El judío movió la cabeza en señal de asentimiento.

—Comprendo que se sintiera usted mal —le dije—. Yo no soy judío y se me está revolviendo el estómago. Sé que sobre estas cuestiones cada uno tiene sus propias ideas, pero, a medida que pasan los años, se me hace más difícil soportar la cerrazón mental, el sectarismo, el empecinamiento en mezclar vida privada y visión del mundo de tal manera que no se pueda razonar sobre nada porque eso implica un juicio sobre la manera en que se vive cotidianamente.

—Aquel muchacho… —prosiguió el judío—. Bueno… me dio miedo… Sí, ya sé que he vivido lo suficiente como para no dejarme intimidar con facilidad, pero algo en él me helaba la sangre. Había incorporado todo aquello en la masa de la sangre y ya no era capaz de abordar ningún hecho sin pasarlo por el tamiz de las patrañas odiosas que publicaba Ostara. Si veía a un judío comportarse mal, por ejemplo, mintiendo o robando, su interpretación era que se comportaba de acuerdo con la naturaleza común de los judíos; pero si ese mismo judío hubiera dado una limosna o acogido a un pobre, habría visto en ello una señal de hipocresía retorcida, la propia de un judío que desea engañar a alguien que no lo es. Y para colmo, lo que aquel joven llamaba la prensa judía atacaba a alguien que compartía con él rasgos tan importantes como el nacionalismo o la homosexualidad…

—¿Qué pasó al final?

—¿Al final? —repitió el judío—. ¿Qué es el final? ¿Cuándo y dónde se produce de manera que podamos identificarlo? Charlamos un rato más.
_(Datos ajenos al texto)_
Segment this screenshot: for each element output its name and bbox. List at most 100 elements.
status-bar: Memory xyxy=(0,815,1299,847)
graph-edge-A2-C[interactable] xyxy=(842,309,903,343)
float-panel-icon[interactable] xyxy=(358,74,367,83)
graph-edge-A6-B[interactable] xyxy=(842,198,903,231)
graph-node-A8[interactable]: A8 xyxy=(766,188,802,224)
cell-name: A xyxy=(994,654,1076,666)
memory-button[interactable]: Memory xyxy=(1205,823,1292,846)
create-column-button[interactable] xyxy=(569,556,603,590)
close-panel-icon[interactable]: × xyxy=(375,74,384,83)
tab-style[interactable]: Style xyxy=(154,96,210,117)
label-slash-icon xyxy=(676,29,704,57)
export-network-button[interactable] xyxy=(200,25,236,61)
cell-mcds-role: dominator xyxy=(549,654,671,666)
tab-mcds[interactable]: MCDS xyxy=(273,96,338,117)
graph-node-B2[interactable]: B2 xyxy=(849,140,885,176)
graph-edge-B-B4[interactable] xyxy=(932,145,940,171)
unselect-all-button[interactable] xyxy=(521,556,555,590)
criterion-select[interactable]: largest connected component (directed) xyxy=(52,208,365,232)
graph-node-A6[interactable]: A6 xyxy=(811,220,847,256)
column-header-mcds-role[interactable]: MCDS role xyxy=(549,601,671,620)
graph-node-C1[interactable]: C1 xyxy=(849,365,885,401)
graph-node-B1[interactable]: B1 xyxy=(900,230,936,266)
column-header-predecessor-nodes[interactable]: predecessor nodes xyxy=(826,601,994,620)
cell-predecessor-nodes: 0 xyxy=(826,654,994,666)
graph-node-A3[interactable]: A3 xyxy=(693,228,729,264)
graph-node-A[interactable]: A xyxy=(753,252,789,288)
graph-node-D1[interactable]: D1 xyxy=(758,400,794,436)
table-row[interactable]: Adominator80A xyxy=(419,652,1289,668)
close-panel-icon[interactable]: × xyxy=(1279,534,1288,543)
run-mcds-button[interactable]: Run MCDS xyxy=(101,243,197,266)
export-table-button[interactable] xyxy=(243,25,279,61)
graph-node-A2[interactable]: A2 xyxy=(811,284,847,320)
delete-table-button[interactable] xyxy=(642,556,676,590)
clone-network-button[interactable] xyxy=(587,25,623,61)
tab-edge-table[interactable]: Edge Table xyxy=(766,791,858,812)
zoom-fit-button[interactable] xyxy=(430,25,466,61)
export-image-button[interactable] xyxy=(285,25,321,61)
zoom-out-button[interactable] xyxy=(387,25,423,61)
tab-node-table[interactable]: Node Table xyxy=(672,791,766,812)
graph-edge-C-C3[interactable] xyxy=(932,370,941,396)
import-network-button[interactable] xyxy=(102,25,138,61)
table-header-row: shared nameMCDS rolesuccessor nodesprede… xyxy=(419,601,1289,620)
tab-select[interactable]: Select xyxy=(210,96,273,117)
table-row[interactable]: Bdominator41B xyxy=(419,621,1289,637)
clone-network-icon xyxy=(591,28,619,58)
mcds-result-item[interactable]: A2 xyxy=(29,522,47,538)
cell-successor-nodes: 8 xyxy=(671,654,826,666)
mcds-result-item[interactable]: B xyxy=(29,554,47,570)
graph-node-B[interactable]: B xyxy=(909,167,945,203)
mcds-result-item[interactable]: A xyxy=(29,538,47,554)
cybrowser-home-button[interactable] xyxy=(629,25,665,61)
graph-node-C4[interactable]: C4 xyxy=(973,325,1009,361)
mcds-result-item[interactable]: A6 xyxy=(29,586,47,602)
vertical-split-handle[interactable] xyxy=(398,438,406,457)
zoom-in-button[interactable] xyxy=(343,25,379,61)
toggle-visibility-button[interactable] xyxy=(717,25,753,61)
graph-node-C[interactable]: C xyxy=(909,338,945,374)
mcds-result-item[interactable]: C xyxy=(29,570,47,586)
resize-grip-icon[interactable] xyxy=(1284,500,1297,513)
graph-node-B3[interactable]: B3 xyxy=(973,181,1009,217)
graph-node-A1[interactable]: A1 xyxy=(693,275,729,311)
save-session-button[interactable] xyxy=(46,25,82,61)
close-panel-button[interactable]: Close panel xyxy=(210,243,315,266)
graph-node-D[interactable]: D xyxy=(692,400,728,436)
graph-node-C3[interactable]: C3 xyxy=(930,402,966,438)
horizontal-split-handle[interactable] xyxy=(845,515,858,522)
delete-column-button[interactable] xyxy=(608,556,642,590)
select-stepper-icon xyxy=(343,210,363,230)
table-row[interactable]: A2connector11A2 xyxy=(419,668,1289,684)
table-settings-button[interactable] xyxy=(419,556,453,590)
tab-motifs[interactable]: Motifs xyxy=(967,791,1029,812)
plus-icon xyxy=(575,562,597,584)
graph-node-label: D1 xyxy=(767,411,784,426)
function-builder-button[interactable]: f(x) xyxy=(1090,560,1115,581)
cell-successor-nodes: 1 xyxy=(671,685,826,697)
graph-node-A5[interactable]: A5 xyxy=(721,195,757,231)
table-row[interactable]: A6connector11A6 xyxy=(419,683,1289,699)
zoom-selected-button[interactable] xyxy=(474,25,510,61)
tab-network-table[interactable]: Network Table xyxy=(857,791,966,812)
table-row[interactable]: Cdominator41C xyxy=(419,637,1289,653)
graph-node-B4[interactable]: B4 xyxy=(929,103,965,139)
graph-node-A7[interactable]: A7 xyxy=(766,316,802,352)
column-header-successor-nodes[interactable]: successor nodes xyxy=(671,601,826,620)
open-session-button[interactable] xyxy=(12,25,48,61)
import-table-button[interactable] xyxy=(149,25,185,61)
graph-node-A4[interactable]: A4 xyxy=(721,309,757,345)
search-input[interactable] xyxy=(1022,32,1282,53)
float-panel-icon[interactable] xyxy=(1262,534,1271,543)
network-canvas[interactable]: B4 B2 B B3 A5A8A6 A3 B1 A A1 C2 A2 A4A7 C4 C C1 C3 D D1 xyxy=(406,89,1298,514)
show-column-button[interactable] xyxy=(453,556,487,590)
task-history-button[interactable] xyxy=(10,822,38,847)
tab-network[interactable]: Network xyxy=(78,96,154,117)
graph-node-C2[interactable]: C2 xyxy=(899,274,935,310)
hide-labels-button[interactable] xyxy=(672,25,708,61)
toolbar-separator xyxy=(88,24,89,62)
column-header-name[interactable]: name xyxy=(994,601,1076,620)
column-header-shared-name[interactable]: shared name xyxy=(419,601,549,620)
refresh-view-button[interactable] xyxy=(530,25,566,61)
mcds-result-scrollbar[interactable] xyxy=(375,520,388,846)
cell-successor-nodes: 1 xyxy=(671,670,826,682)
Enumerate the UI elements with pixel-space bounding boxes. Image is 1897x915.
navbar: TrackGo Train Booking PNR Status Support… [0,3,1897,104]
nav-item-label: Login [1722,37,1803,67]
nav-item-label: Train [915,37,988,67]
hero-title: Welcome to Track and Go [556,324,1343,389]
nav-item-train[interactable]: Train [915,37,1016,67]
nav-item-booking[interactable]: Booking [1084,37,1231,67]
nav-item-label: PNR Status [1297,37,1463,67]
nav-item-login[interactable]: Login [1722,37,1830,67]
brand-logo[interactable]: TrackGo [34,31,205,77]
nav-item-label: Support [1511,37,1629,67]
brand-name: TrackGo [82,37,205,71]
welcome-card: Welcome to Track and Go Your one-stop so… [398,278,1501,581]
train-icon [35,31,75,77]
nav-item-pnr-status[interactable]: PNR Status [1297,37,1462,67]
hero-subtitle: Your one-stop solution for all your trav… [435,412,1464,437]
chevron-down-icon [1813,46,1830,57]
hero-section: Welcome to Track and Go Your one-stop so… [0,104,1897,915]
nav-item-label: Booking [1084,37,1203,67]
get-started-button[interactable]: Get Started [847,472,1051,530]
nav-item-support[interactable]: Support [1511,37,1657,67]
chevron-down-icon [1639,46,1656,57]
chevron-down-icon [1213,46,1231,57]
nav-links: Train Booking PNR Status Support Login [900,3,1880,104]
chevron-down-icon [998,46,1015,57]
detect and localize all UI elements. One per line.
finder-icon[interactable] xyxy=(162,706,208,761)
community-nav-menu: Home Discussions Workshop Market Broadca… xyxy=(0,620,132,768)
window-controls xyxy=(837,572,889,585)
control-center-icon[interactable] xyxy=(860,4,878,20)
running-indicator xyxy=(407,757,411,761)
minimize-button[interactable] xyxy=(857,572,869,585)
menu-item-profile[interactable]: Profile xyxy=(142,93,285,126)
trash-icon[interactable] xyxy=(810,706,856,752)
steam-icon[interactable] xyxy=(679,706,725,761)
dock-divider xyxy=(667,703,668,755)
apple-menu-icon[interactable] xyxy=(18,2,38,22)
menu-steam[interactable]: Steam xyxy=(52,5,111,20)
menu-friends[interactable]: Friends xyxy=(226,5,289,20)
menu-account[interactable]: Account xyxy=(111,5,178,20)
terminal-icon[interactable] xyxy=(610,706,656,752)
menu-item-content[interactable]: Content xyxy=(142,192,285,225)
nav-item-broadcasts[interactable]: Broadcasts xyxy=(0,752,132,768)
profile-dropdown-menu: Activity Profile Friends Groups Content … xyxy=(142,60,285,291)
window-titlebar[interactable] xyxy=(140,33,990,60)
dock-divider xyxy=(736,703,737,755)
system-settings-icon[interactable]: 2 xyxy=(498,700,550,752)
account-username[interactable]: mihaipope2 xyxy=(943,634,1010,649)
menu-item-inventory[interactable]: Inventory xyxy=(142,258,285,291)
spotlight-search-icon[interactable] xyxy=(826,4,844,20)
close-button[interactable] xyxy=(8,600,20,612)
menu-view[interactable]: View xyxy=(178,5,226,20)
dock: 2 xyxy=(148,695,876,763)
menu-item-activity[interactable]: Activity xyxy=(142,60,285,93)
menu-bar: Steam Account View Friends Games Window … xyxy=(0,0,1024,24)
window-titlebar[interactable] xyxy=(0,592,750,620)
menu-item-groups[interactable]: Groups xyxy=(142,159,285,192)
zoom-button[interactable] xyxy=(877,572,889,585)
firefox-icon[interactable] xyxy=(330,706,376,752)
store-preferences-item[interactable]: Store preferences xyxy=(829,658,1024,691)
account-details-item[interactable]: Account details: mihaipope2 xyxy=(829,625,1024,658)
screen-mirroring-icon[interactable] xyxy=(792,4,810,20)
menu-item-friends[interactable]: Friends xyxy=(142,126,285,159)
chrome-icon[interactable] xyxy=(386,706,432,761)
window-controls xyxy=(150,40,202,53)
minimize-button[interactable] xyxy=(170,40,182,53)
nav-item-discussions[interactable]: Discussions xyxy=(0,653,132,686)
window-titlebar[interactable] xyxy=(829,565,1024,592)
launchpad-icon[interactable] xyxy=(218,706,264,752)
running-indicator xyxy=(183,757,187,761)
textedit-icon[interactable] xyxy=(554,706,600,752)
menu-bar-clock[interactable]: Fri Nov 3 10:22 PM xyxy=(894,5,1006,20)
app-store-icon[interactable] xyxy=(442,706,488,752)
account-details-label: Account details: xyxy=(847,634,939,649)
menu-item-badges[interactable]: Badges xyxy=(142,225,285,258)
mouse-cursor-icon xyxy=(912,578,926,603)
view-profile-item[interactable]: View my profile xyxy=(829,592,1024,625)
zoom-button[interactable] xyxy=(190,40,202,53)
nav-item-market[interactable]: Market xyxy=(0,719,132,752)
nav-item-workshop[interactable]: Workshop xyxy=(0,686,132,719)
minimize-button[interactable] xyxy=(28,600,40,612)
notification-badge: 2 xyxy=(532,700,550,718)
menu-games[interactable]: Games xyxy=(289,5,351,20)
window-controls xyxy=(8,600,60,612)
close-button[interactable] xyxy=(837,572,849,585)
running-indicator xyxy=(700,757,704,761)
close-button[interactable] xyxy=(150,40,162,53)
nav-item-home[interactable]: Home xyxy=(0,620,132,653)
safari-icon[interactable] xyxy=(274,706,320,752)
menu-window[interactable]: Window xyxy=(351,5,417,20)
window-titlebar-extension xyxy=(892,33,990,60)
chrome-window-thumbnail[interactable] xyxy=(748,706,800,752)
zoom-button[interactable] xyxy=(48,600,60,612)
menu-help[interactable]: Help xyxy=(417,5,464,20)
Bueno, más bien habría que decir que él cantó las loas del Estado nacionalista y siguió vomitando porquería sobre los judíos y yo seguí escuchándolo. De repente echó un vistazo por la ventana del café y descubrió que había escampado. Incluso se podía percibir algún rayo de sol. Suspiró hondo y me dijo que tenía que marcharse.

—Imagino que a buscar a algún hombre con el que irse a la cama —pensé en voz alta.

—Es lo más probable —aceptó el judío—. Bueno, el caso es que se puso en pie y me tendió la mano. Reconozco que titubeé antes de estrechársela, pero, al final, lo hice. Entonces me apretó la diestra con fuerza, con… con afecto y me regaló una sonrisa rezumante de amabilidad.

—¡Caramba!

—Sí… creo… creo que aquel joven tenía un punto de… de encantador. Sí, por difícil que pueda ser creerlo, ésa sería la palabra más adecuada. Bueno, como le decía, me estrechó la mano, se dio la vuelta y se dirigió hacia la puerta. Debía de haber caminado, no sé, cinco o seis pasos cuando, de la manera más inesperada, se detuvo súbitamente, giró sobre sí mismo y volvió a encaminarse hacia mí. Ahora, en su rostro, se reflejaba un tono de azoramiento. Era como si se le hubiera pasado algo importante y deseara remediarlo. Llegó hasta mi mesa, inclinó la cabeza en señal de disculpa y, de nuevo con aquel tono tímido, me dijo: «Disculpe. Lo he olvidado. Lo siento de verdad, pero se me había pasado darle mi nombre». Ya puede usted imaginarse que aquellas palabras me sorprendieron. ¿Para qué deseaba yo saber cómo se llamaba aquel prostituto antisemita y trastornado? ¿Qué más me daba? No le dije una sola palabra. Entonces me sonrió tímidamente y dijo: «Me llamo Adolf Hitler».